13 Kasım 1994’te gözaltında kaybedilen Ahmet Yetişen’in hikayesini kamuoyuyla paylaşan İHD Batman Şube Eşbaşkanı Melek Atalay, “13 Kasım 1994 tarihinde saat 19.00 ile 23.00 sularında askerler, polisler ve köy korucuları Ahmet Yetişen’in evine baskın yaptılar. Ahmet’i orada bulamayan güvenlik güçleri, oğlu Hanifi’yi alarak, H.S. ve N.G.’nin evine gittiler. N.G.’nin evinde bulunan Ahmet’i de alarak hepsini Batman Komando Tabur Komutanlığı’na götürdüler. Hanifi ertesi gün serbest bırakıldı. O günden itibaren Ahmet’ten haber alınamadı” dedi.
Ahmet Yetişen’in akrabalarının bütün yetkili kurumlara başvuruda bulunduğunu ifade eden Atalay, “30 Eylül 1998 tarihinde eşi Türkan, Ahmet’in gözaltına alınması ve zorla kaybedilmesinden sorumlu kişilerin cezalandırılması için Batman Cumhuriyet Savcılığı’na şikayette bulundu. Aynı gün savcı ve Batman Emniyet Müdürlüğü Terörle Mücadele Birimi’nde görevli polisler tarafından ifadesi alındı. Batman gözaltı kayıtlarında Ahmet Yetişen’in bulunmadığını, kendisinin 23 Ekim 1996 tarihinden beri PKK üyesi olarak arandığını belirtti. Batman Jandarma Komutanlığı da Ahmet ile ilgili kayıtlarında bir bilgi olmadığını belirtti. Hanifi birkaç kez daha Batman Savcılığı’na babasının zorla kaybedilmesinden sorumlu kişilerin bulunması ve cezalandırılması için başvuruda bulundu. Ancak bir sonuç alamadı” ifadelerini kullandı.

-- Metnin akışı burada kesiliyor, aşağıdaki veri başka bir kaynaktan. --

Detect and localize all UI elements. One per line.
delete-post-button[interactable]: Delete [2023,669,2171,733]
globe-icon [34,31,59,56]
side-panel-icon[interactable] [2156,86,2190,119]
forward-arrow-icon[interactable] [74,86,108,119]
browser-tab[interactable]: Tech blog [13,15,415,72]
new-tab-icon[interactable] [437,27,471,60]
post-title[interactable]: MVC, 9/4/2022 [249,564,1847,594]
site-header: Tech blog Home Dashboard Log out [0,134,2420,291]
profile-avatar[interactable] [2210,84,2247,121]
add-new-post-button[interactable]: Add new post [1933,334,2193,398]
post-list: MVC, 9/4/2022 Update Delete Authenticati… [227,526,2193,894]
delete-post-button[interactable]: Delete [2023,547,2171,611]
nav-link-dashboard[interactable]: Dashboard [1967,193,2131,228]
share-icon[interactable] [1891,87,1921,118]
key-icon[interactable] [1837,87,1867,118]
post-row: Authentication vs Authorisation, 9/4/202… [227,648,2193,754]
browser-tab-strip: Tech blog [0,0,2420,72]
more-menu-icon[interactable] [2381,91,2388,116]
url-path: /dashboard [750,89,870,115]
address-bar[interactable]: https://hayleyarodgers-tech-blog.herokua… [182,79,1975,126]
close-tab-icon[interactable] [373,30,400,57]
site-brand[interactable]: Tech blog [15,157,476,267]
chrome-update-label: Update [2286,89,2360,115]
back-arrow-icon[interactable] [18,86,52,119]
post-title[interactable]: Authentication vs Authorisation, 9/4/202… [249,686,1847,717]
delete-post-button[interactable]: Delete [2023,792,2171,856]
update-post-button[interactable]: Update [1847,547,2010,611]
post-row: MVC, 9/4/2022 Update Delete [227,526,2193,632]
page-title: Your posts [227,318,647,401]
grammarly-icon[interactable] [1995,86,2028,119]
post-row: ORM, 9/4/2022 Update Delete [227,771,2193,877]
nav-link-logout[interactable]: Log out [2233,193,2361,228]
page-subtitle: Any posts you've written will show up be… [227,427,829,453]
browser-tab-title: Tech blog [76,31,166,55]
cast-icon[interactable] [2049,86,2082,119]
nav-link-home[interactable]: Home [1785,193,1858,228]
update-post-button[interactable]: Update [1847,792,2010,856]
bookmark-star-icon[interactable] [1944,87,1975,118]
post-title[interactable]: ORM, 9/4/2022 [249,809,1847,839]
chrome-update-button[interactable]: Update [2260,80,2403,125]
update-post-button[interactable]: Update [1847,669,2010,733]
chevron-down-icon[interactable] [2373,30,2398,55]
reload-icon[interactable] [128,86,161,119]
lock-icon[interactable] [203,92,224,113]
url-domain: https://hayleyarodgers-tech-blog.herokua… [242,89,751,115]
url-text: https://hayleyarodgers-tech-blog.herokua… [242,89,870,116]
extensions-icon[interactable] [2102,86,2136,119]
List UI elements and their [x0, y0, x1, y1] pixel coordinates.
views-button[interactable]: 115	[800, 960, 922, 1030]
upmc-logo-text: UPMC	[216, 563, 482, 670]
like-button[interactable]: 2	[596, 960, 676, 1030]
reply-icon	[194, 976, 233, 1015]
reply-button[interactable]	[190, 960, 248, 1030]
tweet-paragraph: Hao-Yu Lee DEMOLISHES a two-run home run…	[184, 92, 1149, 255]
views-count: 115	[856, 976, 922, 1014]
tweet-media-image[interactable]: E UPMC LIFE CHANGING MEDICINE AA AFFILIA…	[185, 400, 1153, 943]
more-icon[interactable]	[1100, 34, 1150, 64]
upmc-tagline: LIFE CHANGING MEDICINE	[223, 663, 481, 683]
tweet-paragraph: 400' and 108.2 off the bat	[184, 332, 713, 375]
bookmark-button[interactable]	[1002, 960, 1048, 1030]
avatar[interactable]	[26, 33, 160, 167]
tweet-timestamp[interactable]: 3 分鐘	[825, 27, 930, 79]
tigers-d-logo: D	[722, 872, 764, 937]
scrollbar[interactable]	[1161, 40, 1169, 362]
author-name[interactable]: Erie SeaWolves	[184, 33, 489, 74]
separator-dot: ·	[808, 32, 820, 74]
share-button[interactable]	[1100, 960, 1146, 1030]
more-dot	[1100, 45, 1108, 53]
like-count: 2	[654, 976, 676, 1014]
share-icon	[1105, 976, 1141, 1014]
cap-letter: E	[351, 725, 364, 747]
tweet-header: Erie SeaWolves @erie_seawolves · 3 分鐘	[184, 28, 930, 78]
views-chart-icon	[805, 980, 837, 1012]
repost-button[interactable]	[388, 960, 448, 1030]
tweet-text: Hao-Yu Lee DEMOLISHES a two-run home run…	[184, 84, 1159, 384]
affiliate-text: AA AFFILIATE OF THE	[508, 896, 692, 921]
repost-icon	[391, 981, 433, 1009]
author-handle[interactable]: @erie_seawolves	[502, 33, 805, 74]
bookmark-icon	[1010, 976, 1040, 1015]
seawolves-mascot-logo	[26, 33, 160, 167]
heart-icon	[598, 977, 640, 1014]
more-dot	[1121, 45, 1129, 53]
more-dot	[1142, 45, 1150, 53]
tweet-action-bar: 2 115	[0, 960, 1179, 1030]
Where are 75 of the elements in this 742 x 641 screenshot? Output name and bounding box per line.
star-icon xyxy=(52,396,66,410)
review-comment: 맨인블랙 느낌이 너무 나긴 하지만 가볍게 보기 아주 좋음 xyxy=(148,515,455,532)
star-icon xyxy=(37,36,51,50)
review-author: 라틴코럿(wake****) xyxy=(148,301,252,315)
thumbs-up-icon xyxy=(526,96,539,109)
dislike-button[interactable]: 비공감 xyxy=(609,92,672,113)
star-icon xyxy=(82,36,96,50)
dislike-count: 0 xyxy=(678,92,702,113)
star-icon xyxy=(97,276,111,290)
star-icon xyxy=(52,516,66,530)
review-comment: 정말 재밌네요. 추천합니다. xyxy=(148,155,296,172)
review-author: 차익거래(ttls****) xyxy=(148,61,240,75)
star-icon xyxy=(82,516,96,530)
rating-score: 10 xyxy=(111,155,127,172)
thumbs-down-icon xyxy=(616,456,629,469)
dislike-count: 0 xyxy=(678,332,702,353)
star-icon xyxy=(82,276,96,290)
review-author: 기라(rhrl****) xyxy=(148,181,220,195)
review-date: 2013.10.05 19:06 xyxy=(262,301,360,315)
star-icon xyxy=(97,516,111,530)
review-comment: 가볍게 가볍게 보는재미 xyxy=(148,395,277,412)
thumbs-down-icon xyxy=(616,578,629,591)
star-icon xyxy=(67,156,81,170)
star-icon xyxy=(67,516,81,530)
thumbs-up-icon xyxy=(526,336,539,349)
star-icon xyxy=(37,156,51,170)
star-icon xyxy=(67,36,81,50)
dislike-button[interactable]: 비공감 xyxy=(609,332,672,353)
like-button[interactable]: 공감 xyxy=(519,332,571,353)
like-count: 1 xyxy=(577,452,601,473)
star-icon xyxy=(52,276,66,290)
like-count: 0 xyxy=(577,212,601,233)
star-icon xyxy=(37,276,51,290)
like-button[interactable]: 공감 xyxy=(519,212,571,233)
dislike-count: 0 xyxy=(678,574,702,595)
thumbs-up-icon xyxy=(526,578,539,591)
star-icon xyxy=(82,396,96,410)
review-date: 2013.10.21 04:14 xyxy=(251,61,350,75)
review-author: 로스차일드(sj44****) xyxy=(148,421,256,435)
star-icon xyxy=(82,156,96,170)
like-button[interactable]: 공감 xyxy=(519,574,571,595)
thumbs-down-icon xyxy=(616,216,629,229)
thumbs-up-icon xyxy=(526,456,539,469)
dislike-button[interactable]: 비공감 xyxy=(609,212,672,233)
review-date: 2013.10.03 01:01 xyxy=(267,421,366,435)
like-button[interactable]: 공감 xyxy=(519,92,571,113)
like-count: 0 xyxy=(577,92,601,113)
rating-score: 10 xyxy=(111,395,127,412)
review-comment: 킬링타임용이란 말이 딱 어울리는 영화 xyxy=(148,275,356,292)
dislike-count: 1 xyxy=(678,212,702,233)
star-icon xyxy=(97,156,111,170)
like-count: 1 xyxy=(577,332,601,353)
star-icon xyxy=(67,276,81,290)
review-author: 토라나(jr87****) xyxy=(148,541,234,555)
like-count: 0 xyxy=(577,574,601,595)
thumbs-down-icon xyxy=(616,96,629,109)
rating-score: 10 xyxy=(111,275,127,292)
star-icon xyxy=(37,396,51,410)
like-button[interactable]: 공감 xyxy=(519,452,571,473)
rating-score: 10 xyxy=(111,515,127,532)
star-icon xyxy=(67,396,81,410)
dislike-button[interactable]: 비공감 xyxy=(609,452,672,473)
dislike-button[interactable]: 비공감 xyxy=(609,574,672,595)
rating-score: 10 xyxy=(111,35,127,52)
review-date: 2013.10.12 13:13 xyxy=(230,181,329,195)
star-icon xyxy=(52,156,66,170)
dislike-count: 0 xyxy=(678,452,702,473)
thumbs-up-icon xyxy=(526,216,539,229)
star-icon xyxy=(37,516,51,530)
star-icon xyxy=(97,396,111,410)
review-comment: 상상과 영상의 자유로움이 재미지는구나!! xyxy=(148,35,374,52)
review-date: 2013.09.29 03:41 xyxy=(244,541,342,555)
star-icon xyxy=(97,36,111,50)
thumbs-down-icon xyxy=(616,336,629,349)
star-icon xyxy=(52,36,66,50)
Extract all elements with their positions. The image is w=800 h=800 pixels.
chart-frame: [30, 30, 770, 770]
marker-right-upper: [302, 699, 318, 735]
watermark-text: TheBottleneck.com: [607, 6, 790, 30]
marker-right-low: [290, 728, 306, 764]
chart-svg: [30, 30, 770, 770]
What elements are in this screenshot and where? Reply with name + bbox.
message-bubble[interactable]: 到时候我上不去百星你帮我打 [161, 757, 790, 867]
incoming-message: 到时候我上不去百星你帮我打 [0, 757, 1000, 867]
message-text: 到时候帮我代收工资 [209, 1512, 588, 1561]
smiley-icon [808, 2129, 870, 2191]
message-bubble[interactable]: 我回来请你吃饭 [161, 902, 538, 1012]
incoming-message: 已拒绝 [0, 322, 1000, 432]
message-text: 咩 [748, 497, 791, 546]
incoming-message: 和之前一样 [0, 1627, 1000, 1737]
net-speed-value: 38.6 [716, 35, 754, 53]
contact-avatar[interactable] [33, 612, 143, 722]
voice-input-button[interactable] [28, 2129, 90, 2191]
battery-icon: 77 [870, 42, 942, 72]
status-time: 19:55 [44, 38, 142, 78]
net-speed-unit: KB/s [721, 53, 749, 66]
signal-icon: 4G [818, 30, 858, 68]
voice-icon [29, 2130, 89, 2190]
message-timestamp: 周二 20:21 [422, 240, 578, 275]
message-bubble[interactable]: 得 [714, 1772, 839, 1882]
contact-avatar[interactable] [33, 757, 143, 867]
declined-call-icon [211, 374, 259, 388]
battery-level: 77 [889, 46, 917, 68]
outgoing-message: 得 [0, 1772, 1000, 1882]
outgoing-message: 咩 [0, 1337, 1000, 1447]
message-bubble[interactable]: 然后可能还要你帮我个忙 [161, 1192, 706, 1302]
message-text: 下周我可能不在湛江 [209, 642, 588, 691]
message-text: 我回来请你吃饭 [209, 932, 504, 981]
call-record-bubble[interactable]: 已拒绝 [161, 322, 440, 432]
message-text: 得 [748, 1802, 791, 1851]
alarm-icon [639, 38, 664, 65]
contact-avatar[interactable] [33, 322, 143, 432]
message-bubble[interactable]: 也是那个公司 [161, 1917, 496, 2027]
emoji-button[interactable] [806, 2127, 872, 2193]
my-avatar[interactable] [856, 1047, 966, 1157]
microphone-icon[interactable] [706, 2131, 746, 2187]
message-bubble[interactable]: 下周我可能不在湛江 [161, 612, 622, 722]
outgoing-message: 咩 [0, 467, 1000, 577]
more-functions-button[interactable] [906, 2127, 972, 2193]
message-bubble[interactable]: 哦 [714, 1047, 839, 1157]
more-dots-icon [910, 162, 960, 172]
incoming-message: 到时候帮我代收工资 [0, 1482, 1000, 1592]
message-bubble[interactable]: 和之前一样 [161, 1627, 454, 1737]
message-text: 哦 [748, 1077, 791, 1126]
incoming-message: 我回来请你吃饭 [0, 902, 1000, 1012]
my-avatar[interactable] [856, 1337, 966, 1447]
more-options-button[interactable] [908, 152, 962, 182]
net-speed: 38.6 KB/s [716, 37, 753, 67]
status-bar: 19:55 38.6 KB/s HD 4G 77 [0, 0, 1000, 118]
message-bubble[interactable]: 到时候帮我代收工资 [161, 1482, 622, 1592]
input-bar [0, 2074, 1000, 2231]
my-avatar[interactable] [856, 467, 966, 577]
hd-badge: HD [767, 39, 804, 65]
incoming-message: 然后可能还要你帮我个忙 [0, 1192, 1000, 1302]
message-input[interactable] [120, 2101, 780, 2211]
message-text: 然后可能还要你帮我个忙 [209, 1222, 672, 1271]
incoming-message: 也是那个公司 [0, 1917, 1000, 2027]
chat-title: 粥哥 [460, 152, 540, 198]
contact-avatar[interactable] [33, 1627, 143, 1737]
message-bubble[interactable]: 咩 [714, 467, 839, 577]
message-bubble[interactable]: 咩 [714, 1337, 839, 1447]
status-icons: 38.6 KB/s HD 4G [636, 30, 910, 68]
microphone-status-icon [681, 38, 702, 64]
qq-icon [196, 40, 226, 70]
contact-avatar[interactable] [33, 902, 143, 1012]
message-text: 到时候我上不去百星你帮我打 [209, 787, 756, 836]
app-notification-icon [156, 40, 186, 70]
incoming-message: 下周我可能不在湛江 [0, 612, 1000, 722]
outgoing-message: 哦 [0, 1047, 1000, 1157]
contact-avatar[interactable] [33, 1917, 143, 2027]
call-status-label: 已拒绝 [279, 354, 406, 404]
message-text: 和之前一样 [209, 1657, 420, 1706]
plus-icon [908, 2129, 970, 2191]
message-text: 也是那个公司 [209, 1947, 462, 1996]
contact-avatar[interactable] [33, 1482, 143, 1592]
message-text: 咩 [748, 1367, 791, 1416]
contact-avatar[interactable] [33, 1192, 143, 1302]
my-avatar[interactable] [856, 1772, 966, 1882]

İHD Hakkari Şubesi, kayıp yakınlarıyla birlikte 199. haftasında Sanat Sokağı’nda toplandı. Eylemde, “Kayıplar bulunsun, failler yargılansın” pankartı açıldı ve kaybedilenlerin fotoğrafları taşındı.
1999 yılında Şemdinli’de kaybedilen Abdulrezak Erdoğan’ın hikayesini kamuoyuyla paylaşan İHD Hakkari Şube Eşbaşkanı Sibel Çapraz, “Abdulrezak Erdoğan dosyasında faillerin ortaya çıkarılmasını ve etkin bir soruşturma yürütülmesini istiyoruz. Adalet kavramı içi boş bir kelimeye dönüşmemelidir. Herkes için adalet sağlanmadıkça barış da kalıcı olmayacaktır. Biz kayıplarımızın akıbetini sormaktan asla vazgeçmeyeceğiz. Abdurezak Erdoğan ve tüm kayıplarımızın akıbeti açıklansın” dedi.
İHD İzmir Şubesi, “Kayıplar bulunsun failler yargılansın” talebiyle Konak’taki eski Sümerbank önünde eylemini sürdürdü. “Kayıplar vicdandır, sahip çık” ve “Kayıplar belli, failler nerede” pankartlarının taşındığı eyleme Barış Anneleri ve çok sayıda kişi katıldı.
İHD İzmir Şubesi Eşbaşkanı Zilan Gümüş, 1995’te Dargeçit’te gözaltında katledilen Davut Altunkaynak, Seyhan Doğan, Nedim Akyön, Mehmet Emin Aslan, Abdurrahman Olcay, Abdurrahman Coşkun ve Süleyman Seyhan’ın akıbetlerinin açıklanması ve sorumluların yargılanması çağrısında bulundu.